The "Fuck!" was interjected when Screaming Grape-Faced Man fell flat on his screaming grape face when he slipped on a clearly marked machine oil mess in the middle of the stairs.

He gets to the bottom of my lift, still screaming for the person in charge - who happens to be standing three feet away and trying to get Screaming Grape-Faced Man's attention. Once at the bottom of the lift he stops screaming for one peaceful moment as he stares at me, then says,
"Get down from there, you dumb bitch."
At which point I get down from the lift, ignore Screaming Grape-Faced Man, tell my lead that I would be back when I felt like it, and then I left.

So, I felt not one bit of embarassment as I was filled with a more otherworldly sense of detachment from the importance of a silly false alarm.

He was supposed to retire in like, a month or something. I still have my job.

Posted by: jaye at July 15, 2004 04:53 PM

Banjo: HA! old ladies had to run because of you.

It makes me laugh! I love the blog!

Posted by: sonya at July 16, 2004 11:18 AM

J: Screaming grape-faced man needs to relax. He's gonna bust a blood vessel. But, on the plus side, he fell down, which is always good for a laugh.

SW: Actually, it was right by the kids' section.

I opened one of the doors marked "Do Not Open This Door, Eh? Alarm Will Sound" because I was instinctively trying to help out the obviously overburdened worker that I could see through the little window in the door.
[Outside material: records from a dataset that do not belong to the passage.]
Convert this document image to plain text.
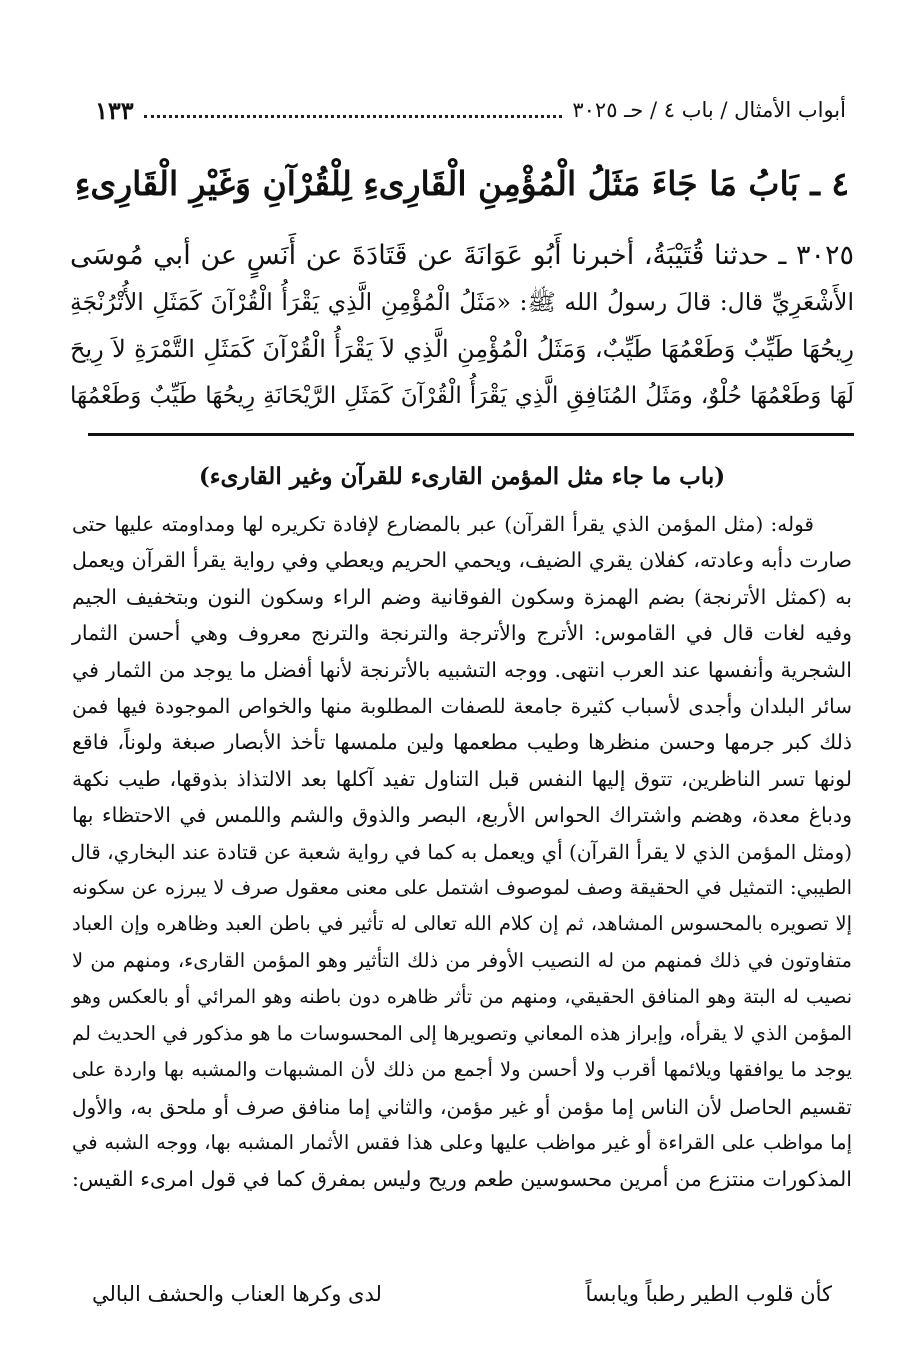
أبواب الأمثال / باب ٤ / حـ ٣٠٢٥
١٣٣
٤ ـ بَابُ مَا جَاءَ مَثَلُ الْمُؤْمِنِ الْقَارِىءِ لِلْقُرْآنِ وَغَيْرِ الْقَارِىءِ

٣٠٢٥ ـ حدثنا قُتَيْبَةُ، أخبرنا أَبُو عَوَانَةَ عن قَتَادَةَ عن أَنَسٍ عن أبي مُوسَى

الأَشْعَرِيِّ قال: قالَ رسولُ الله ﷺ: «مَثَلُ الْمُؤْمِنِ الَّذِي يَقْرَأُ الْقُرْآنَ كَمَثَلِ الأُتْرُنْجَةِ

رِيحُهَا طَيِّبٌ وَطَعْمُهَا طَيِّبٌ، وَمَثَلُ الْمُؤْمِنِ الَّذِي لاَ يَقْرَأُ الْقُرْآنَ كَمَثَلِ التَّمْرَةِ لاَ رِيحَ

لَهَا وَطَعْمُهَا حُلْوٌ، ومَثَلُ المُنَافِقِ الَّذِي يَقْرَأُ الْقُرْآنَ كَمَثَلِ الرَّيْحَانَةِ رِيحُهَا طَيِّبٌ وَطَعْمُهَا

(باب ما جاء مثل المؤمن القارىء للقرآن وغير القارىء)

قوله: (مثل المؤمن الذي يقرأ القرآن) عبر بالمضارع لإفادة تكريره لها ومداومته عليها حتى

صارت دأبه وعادته، كفلان يقري الضيف، ويحمي الحريم ويعطي وفي رواية يقرأ القرآن ويعمل

به (كمثل الأترنجة) بضم الهمزة وسكون الفوقانية وضم الراء وسكون النون وبتخفيف الجيم

وفيه لغات قال في القاموس: الأترج والأترجة والترنجة والترنج معروف وهي أحسن الثمار

الشجرية وأنفسها عند العرب انتهى. ووجه التشبيه بالأترنجة لأنها أفضل ما يوجد من الثمار في

سائر البلدان وأجدى لأسباب كثيرة جامعة للصفات المطلوبة منها والخواص الموجودة فيها فمن

ذلك كبر جرمها وحسن منظرها وطيب مطعمها ولين ملمسها تأخذ الأبصار صبغة ولوناً، فاقع

لونها تسر الناظرين، تتوق إليها النفس قبل التناول تفيد آكلها بعد الالتذاذ بذوقها، طيب نكهة

ودباغ معدة، وهضم واشتراك الحواس الأربع، البصر والذوق والشم واللمس في الاحتظاء بها

(ومثل المؤمن الذي لا يقرأ القرآن) أي ويعمل به كما في رواية شعبة عن قتادة عند البخاري، قال

الطيبي: التمثيل في الحقيقة وصف لموصوف اشتمل على معنى معقول صرف لا يبرزه عن سكونه

إلا تصويره بالمحسوس المشاهد، ثم إن كلام الله تعالى له تأثير في باطن العبد وظاهره وإن العباد

متفاوتون في ذلك فمنهم من له النصيب الأوفر من ذلك التأثير وهو المؤمن القارىء، ومنهم من لا

نصيب له البتة وهو المنافق الحقيقي، ومنهم من تأثر ظاهره دون باطنه وهو المرائي أو بالعكس وهو

المؤمن الذي لا يقرأه، وإبراز هذه المعاني وتصويرها إلى المحسوسات ما هو مذكور في الحديث لم

يوجد ما يوافقها ويلائمها أقرب ولا أحسن ولا أجمع من ذلك لأن المشبهات والمشبه بها واردة على

تقسيم الحاصل لأن الناس إما مؤمن أو غير مؤمن، والثاني إما منافق صرف أو ملحق به، والأول

إما مواظب على القراءة أو غير مواظب عليها وعلى هذا فقس الأثمار المشبه بها، ووجه الشبه في

المذكورات منتزع من أمرين محسوسين طعم وريح وليس بمفرق كما في قول امرىء القيس:

كأن قلوب الطير رطباً ويابساً
لدى وكرها العناب والحشف البالي
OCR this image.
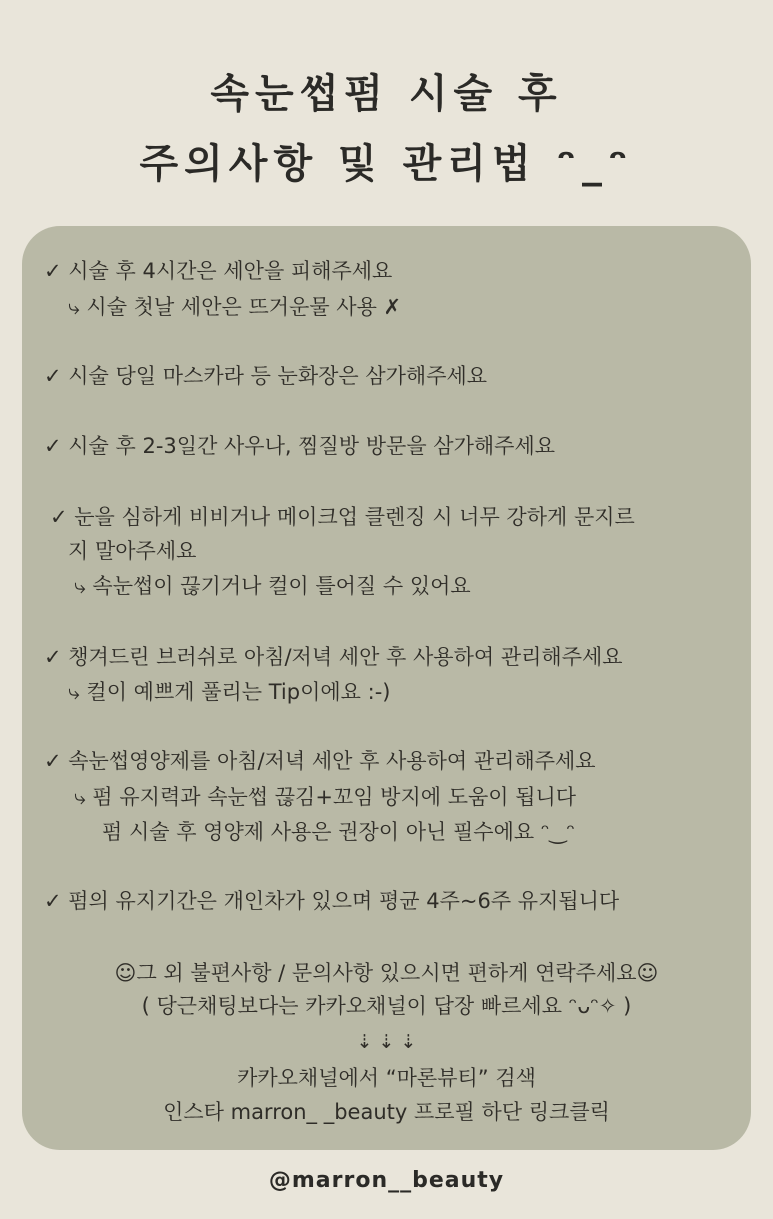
속눈썹펌 시술 후
주의사항 및 관리법 ᵔ_ᵔ
✓ 시술 후 4시간은 세안을 피해주세요
⤷ 시술 첫날 세안은 뜨거운물 사용 ✗
✓ 시술 당일 마스카라 등 눈화장은 삼가해주세요
✓ 시술 후 2-3일간 사우나, 찜질방 방문을 삼가해주세요
✓ 눈을 심하게 비비거나 메이크업 클렌징 시 너무 강하게 문지르
지 말아주세요
⤷ 속눈썹이 끊기거나 컬이 틀어질 수 있어요
✓ 챙겨드린 브러쉬로 아침/저녁 세안 후 사용하여 관리해주세요
⤷ 컬이 예쁘게 풀리는 Tip이에요 :-)
✓ 속눈썹영양제를 아침/저녁 세안 후 사용하여 관리해주세요
⤷ 펌 유지력과 속눈썹 끊김+꼬임 방지에 도움이 됩니다
펌 시술 후 영양제 사용은 권장이 아닌 필수에요 ᵔ‿ᵔ
✓ 펌의 유지기간은 개인차가 있으며 평균 4주~6주 유지됩니다
☺그 외 불편사항 / 문의사항 있으시면 편하게 연락주세요☺
( 당근채팅보다는 카카오채널이 답장 빠르세요 ᵔᴗᵔ✧ )
⇣ ⇣ ⇣
카카오채널에서 “마론뷰티” 검색
인스타 marron_ _beauty 프로필 하단 링크클릭
@marron__beauty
He was carrying light fixtures down the hall and his arms looked too full to open a door easily.
Anyway, when the alarm went off he looked annoyed, rolled his eyes, then came around to my side, shut off the alarm, and turned to ask me "Can't you read?" while pointing at the bright red lettering on the sign.
Which is a pretty funny question if you think about it, given that we were standing in a library.